Bedingt durch die Wendemöglichkeiten auf der Fulda gestaltete sich die Wettkampfstrecke mit knapp über 30 Kilometern auch noch einmal sechs Kilometer länger als zuletzt in Rheine. Für Tobias Heuser bedeutete das von vorneherein direkt entsprechend Getränke und damit zusätzliches Gewicht im Boot mitzuführen und einen Verpflegungsservice in den Portagen einzuplanen.

Trainingsrückstand macht sich langsam aber sicher bemerkbar

Im Rennen selbst konnte der 22-jährige Alstadener dann seine Routine aus sechs Jahren internationaler Marathonrennen ausspielen. Vom Start in einem Seitenarm der Fulda weg gut in der Führungsgruppe integriert mitfahrend musste Heuser im Anschluss an die erste schnell gelaufene Portage nach rund zehn Kilometern die ersten beiden Boote ziehen lassen. Versuche, den Anschluss an diese Gruppe wieder herzustellen scheiterten an cleveren und schnellen Tempo- und Wellewechselfahrten der beiden führenden Boote.

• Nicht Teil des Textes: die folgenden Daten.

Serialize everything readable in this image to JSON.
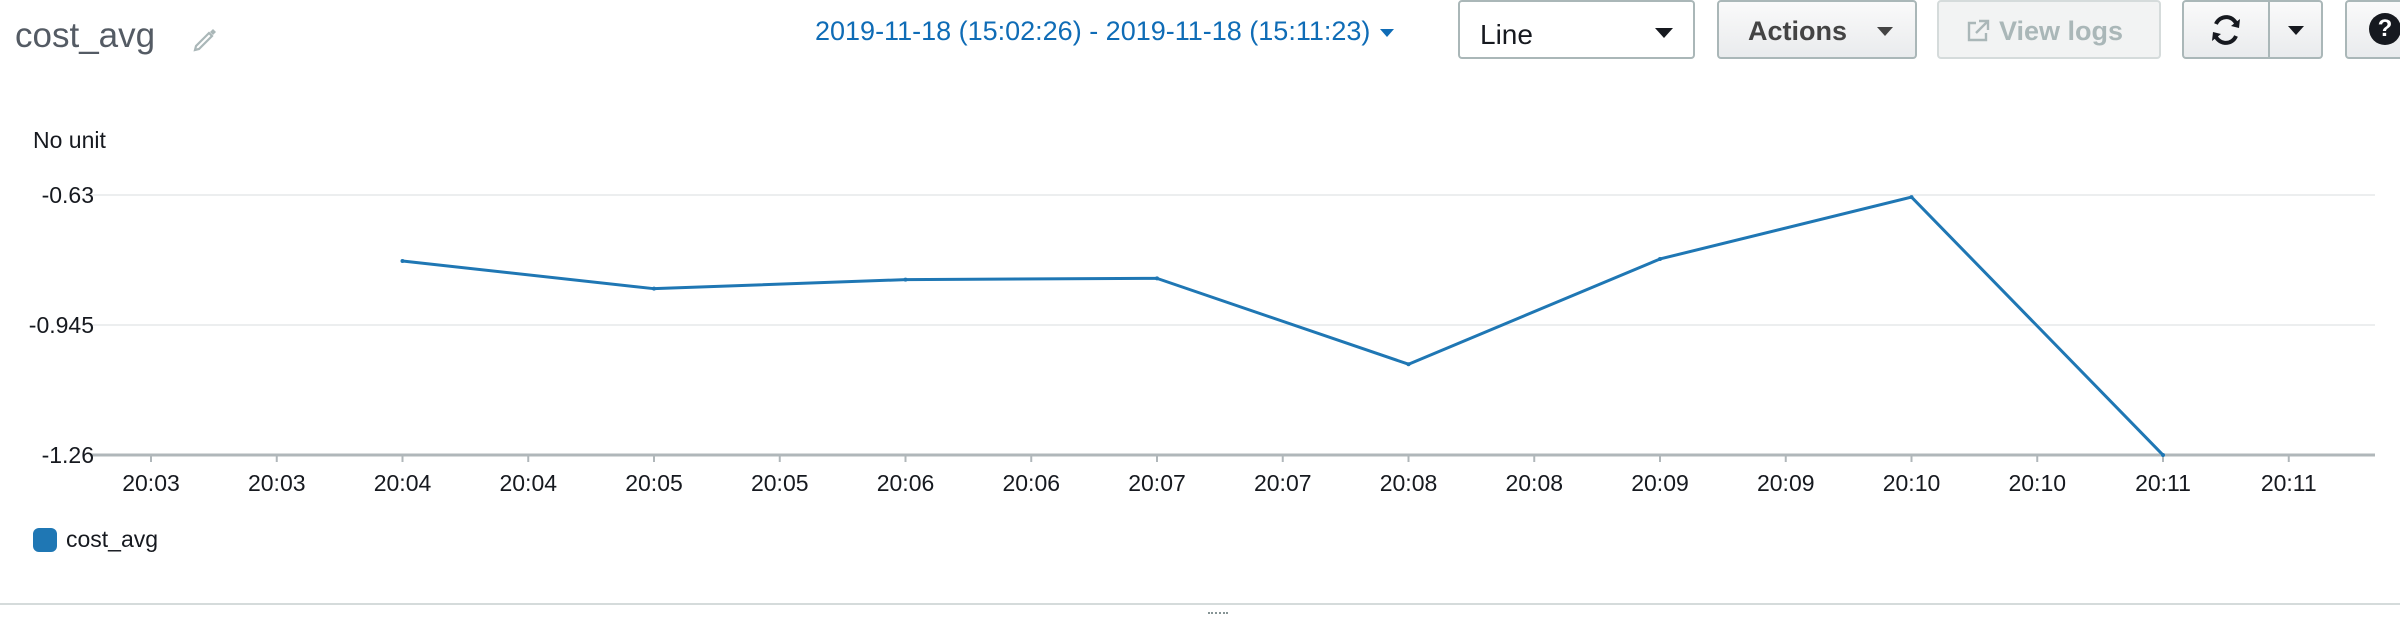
{
  "header": {
    "title": "cost_avg",
    "time_range": "2019-11-18 (15:02:26) - 2019-11-18 (15:11:23)",
    "view_select": "Line",
    "actions_label": "Actions",
    "view_logs_label": "View logs"
  },
  "icons": {
    "edit": "pencil-icon",
    "external": "external-link-icon",
    "refresh": "refresh-icon",
    "help": "help-icon"
  },
  "colors": {
    "series": "#1f77b4",
    "link": "#0f6cb6"
  },
  "chart_data": {
    "type": "line",
    "unit_label": "No unit",
    "y_ticks": [
      "-0.63",
      "-0.945",
      "-1.26"
    ],
    "ylim": [
      -1.26,
      -0.63
    ],
    "x_tick_labels": [
      "20:03",
      "20:03",
      "20:04",
      "20:04",
      "20:05",
      "20:05",
      "20:06",
      "20:06",
      "20:07",
      "20:07",
      "20:08",
      "20:08",
      "20:09",
      "20:09",
      "20:10",
      "20:10",
      "20:11",
      "20:11"
    ],
    "series": [
      {
        "name": "cost_avg",
        "x": [
          "20:04",
          "20:05",
          "20:06",
          "20:07",
          "20:08",
          "20:09",
          "20:10",
          "20:11"
        ],
        "values": [
          -0.79,
          -0.857,
          -0.835,
          -0.832,
          -1.04,
          -0.785,
          -0.635,
          -1.26
        ]
      }
    ],
    "grid": true,
    "legend_position": "bottom-left"
  }
}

Dazu machte sich nach gut 15 Kilometern der in diesem Jahr durch Ausbildung und Studium entstandene Trainingsrückstand langsam aber sicher bemerkbar. Die beiden letzten von insgesamt sechs Runden (gute zehn Kilometer) auf der Fulda kämpfte Heuser sich alleine über Strecke und beendete das Rennen mit einem fünften Platz.

Die Ausbildung geht vor

„In diesem Jahr hatten mein anstehender Ausbildungsabschluss sowie mein parallel dazu erfolgendes Studium Vorrang vor dem Sport. Entsprechende Trainingsrückstände haben sich- zumal die Strecke auch noch länger als in den vergangenen Jahren war- deutlich bemerkbar gemacht. Das war bei dem Wetter eine ganz schöne Quälerei“, bilanzierte Heuser.